Cela ne suffira pas. Au niveau national, Bruno Gollnisch recommande la mise en place d’un service spécialisé dans le suivi de la gestion des mairies frontistes.  » Nous ferons des petits contrôles…  » souffle, de son côté, un très proche de la présidente. Ce service – baptisé par certains  » comité de pilotage  » – sera composé de conseillers régionaux ponctuellement mobilisables, d’avocats, mais aussi d’apparatchiks du parti. Philippe Martel, ancien collaborateur d’Alain Juppé à la mairie de Paris et actuel chef de cabinet de Marine Le Pen, apportera son expertise dans les affaires culturelles et financières. Jean-Richard Sulzer, que son poste d’élu à Hénin-Beaumont n’occupera pas à 100 %, jettera un oeil sur le bouclage des budgets. Nicolas Bay et Louis Aliot pourraient avoir un rôle de contrôle global et, sans doute, plus politique.  » Si un maire se montre récalcitrant vis-à-vis de nos recommandations, nous pourrons toujours lui envoyer un chargé de mission, voire lui imposer un directeur général des services « , prévient un hiérarque frontiste.

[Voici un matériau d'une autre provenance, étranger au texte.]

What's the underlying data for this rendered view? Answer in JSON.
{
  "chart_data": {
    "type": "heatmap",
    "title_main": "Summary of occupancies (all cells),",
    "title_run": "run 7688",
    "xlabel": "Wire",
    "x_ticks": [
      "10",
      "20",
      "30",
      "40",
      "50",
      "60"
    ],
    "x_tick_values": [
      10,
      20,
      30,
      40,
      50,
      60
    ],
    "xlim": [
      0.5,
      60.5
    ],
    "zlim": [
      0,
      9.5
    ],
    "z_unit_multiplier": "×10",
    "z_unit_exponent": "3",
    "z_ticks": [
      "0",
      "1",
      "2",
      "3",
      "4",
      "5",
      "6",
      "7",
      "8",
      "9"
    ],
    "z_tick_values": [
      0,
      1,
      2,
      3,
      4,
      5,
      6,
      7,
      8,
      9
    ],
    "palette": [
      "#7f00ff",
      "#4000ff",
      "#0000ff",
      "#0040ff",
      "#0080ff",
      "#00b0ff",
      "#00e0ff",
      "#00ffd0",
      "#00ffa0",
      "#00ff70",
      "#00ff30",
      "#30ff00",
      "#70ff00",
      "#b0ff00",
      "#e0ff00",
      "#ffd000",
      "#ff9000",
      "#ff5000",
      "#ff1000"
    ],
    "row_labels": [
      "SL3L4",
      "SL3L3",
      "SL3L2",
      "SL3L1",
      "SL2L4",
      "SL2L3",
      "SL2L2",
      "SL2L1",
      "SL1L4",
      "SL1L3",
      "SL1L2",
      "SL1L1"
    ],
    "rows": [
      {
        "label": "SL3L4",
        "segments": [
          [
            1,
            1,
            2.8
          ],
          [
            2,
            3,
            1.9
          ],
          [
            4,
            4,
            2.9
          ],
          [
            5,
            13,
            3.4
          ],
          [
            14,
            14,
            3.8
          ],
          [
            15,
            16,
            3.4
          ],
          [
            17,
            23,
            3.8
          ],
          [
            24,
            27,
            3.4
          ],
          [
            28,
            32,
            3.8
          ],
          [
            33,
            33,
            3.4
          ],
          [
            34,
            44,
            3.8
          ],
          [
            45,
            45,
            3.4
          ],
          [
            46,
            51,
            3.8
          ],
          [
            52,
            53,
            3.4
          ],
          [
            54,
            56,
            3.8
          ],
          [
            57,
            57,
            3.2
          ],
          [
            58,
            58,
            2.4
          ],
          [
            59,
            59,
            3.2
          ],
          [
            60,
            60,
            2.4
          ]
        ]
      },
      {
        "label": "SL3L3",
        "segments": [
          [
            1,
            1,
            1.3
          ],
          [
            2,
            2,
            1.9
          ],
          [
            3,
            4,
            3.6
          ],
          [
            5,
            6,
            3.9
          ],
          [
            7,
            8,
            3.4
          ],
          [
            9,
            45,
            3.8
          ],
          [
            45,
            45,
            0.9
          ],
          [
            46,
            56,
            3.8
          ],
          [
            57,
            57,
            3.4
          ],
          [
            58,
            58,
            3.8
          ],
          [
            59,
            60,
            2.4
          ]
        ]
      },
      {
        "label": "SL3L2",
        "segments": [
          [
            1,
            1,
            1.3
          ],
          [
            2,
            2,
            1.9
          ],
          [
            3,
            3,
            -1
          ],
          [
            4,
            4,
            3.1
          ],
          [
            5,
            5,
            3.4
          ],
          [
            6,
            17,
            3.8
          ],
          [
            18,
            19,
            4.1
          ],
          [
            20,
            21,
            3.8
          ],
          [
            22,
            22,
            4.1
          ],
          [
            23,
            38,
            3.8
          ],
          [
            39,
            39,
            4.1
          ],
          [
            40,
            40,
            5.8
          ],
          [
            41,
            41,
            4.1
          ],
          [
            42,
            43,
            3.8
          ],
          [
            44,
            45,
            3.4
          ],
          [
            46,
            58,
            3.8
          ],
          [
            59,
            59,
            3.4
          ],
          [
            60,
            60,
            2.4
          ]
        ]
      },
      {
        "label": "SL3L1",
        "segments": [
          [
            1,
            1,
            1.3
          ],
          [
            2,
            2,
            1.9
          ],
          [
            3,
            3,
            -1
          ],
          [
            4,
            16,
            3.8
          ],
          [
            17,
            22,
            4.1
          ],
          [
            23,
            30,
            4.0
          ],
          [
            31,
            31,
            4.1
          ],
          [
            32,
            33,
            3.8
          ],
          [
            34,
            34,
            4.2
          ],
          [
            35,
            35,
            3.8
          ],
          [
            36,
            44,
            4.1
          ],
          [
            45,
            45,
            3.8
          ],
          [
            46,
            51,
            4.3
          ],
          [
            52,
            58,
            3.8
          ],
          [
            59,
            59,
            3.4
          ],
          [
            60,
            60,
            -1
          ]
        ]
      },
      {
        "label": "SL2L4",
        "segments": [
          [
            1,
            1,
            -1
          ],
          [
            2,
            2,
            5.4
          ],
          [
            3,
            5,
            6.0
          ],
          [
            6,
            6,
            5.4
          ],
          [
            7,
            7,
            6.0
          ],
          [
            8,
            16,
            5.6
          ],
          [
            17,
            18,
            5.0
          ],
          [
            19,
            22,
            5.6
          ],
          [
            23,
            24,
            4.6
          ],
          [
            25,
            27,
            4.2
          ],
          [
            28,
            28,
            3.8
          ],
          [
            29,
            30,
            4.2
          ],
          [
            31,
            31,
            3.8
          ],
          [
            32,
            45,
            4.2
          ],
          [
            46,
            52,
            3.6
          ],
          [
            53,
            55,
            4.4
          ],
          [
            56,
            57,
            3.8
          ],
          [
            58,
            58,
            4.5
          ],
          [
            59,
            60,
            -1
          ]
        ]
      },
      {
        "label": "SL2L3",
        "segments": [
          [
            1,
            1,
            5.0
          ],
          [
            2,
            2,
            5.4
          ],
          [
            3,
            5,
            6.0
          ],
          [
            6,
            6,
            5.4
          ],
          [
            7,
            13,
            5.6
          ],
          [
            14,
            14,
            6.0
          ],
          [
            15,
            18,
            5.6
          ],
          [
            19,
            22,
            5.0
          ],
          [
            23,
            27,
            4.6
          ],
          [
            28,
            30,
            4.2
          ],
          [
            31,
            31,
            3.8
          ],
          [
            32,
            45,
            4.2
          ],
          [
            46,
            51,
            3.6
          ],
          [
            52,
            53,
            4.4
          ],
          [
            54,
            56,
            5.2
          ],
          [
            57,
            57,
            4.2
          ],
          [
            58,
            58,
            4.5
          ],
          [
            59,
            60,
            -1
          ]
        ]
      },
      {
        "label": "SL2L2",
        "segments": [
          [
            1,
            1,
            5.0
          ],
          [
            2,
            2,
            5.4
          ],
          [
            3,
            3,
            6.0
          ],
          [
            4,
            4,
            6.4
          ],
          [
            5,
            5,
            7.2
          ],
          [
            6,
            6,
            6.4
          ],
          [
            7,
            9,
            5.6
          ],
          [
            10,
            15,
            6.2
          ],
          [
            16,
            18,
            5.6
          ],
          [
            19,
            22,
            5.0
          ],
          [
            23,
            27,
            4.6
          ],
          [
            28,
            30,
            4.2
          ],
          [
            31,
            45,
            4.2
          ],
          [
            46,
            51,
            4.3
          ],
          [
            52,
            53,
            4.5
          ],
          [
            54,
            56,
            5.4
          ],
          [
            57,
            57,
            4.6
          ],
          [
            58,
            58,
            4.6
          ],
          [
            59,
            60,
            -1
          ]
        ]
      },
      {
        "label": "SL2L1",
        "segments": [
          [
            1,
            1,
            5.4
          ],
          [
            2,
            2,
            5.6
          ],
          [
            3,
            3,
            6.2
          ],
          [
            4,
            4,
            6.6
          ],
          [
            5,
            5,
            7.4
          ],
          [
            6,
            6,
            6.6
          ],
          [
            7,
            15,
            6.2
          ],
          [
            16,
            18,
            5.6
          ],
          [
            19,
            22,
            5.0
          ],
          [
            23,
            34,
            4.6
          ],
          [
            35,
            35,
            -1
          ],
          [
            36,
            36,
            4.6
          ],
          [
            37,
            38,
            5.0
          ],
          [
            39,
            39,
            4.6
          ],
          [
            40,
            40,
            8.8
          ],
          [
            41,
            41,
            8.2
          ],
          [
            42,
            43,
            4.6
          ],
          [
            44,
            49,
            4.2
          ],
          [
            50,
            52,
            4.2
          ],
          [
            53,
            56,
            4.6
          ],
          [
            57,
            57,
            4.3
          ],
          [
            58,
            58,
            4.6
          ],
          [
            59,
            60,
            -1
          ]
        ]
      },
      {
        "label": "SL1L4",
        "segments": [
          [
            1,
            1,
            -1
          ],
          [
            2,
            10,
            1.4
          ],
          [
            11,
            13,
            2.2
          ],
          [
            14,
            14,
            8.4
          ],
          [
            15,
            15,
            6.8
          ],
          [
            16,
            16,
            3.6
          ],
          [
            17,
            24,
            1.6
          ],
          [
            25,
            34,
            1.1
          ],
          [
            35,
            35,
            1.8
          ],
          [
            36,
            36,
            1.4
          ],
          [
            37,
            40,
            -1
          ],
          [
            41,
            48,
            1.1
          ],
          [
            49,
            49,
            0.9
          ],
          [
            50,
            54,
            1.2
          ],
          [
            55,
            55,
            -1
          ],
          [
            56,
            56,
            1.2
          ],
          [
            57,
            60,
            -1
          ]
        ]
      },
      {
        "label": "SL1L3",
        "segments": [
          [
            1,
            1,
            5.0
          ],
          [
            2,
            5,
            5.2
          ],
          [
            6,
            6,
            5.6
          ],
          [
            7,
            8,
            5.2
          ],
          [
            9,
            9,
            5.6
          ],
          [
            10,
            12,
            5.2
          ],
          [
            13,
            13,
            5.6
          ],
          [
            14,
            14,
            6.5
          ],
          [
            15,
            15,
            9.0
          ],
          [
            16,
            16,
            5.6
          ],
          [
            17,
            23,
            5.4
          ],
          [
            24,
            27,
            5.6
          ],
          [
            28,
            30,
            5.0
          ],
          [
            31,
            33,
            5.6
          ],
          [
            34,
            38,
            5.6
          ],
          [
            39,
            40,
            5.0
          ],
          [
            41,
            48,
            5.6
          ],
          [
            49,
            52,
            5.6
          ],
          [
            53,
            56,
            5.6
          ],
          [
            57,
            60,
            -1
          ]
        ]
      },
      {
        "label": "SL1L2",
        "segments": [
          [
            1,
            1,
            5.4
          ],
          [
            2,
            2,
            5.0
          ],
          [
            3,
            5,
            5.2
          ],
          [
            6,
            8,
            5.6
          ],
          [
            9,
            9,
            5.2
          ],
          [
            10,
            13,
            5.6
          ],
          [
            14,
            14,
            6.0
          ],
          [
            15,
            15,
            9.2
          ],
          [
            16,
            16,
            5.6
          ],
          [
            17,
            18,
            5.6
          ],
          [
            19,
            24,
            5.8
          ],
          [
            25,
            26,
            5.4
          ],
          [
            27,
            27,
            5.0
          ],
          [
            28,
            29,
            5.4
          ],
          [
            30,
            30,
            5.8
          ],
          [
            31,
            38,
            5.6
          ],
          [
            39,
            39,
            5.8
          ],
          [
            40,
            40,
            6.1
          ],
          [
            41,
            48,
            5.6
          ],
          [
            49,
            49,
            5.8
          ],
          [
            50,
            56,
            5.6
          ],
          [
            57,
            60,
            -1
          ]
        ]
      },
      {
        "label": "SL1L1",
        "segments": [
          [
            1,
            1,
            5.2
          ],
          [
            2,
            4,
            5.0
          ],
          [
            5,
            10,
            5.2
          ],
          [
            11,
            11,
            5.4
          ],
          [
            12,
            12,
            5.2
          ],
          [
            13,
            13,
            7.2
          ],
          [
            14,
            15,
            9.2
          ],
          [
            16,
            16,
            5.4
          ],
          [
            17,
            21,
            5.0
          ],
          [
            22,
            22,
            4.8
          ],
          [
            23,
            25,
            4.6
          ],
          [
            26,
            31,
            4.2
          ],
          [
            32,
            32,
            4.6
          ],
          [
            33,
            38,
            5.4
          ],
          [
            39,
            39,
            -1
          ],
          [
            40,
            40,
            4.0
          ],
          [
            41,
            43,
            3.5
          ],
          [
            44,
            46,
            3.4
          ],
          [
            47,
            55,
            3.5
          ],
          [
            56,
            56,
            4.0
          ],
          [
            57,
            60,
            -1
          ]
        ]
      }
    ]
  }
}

Gardez-vous de l’intérieur, mais aussi de l’extérieur. Les obstacles vont se dresser sur la route des nouveaux édiles. Bruno Mégret se plaint d’avoir vécu un cauchemar administratif à Vitrolles (Bouches-du-Rhône, sud-est de la France), de 1997 à 2002 :  » En six ans, nous avons subi deux contrôles de la chambre régionale des comptes, car le préfet considérait notre budget comme insincère. Pendant les audits qui s’ensuivaient, les crédits étaient bloqués plusieurs mois.  » Jean-Richard Sulzer balaie ces craintes.  » Si le préfet nous colle 15 référés, eh bien, il nous collera 15 référés ! L’évolution jurisprudentielle récente permet d’éliminer assez facilement les petits vices de procédure…  » Nicolas Bay ajoute qu' » avec un bon directeur des services juridiques, on peut systématiquement attaquer le refus d’une subvention de la région ou du département « . Philippe Martel veut croire à l' » impartialité de l’Etat « . Dans Le Monde du 28 mars, Marine Le Pen, elle, dramatise :  » La vraie question est de savoir si les élus FN seront traités comme les autres ou comme des parias.  »

Pour cette première mandature, le Front national choisit l’option discrétion, presque l’immobilisme. Dans leurs interventions publiques, ses représentants usent et abusent des éléments de langage sur une  » gestion de bon père de famille  » et le respect du cadre légal.  » On ne fera pas du Mégret bis « , prévient Philippe Martel, en référence notamment à la redénomination des rues de Vitrolles.  » Je suis persuadé qu’ils vont faire une gestion au fil de l’eau, qu’ils ne révolutionneront pas le monde « , analyse ledit Bruno Mégret. Il ne croit pas si bien dire : un cadre du Front assure que  » rien ne sera fait pendant les premiers mois. Le temps que la pression médiatique retombe « .  » Il faut que les services publics fonctionnent et que, en cas de gel, les chasses d’eau marchent « , résume Jean-Richard Sulzer. Les ambitions attendront.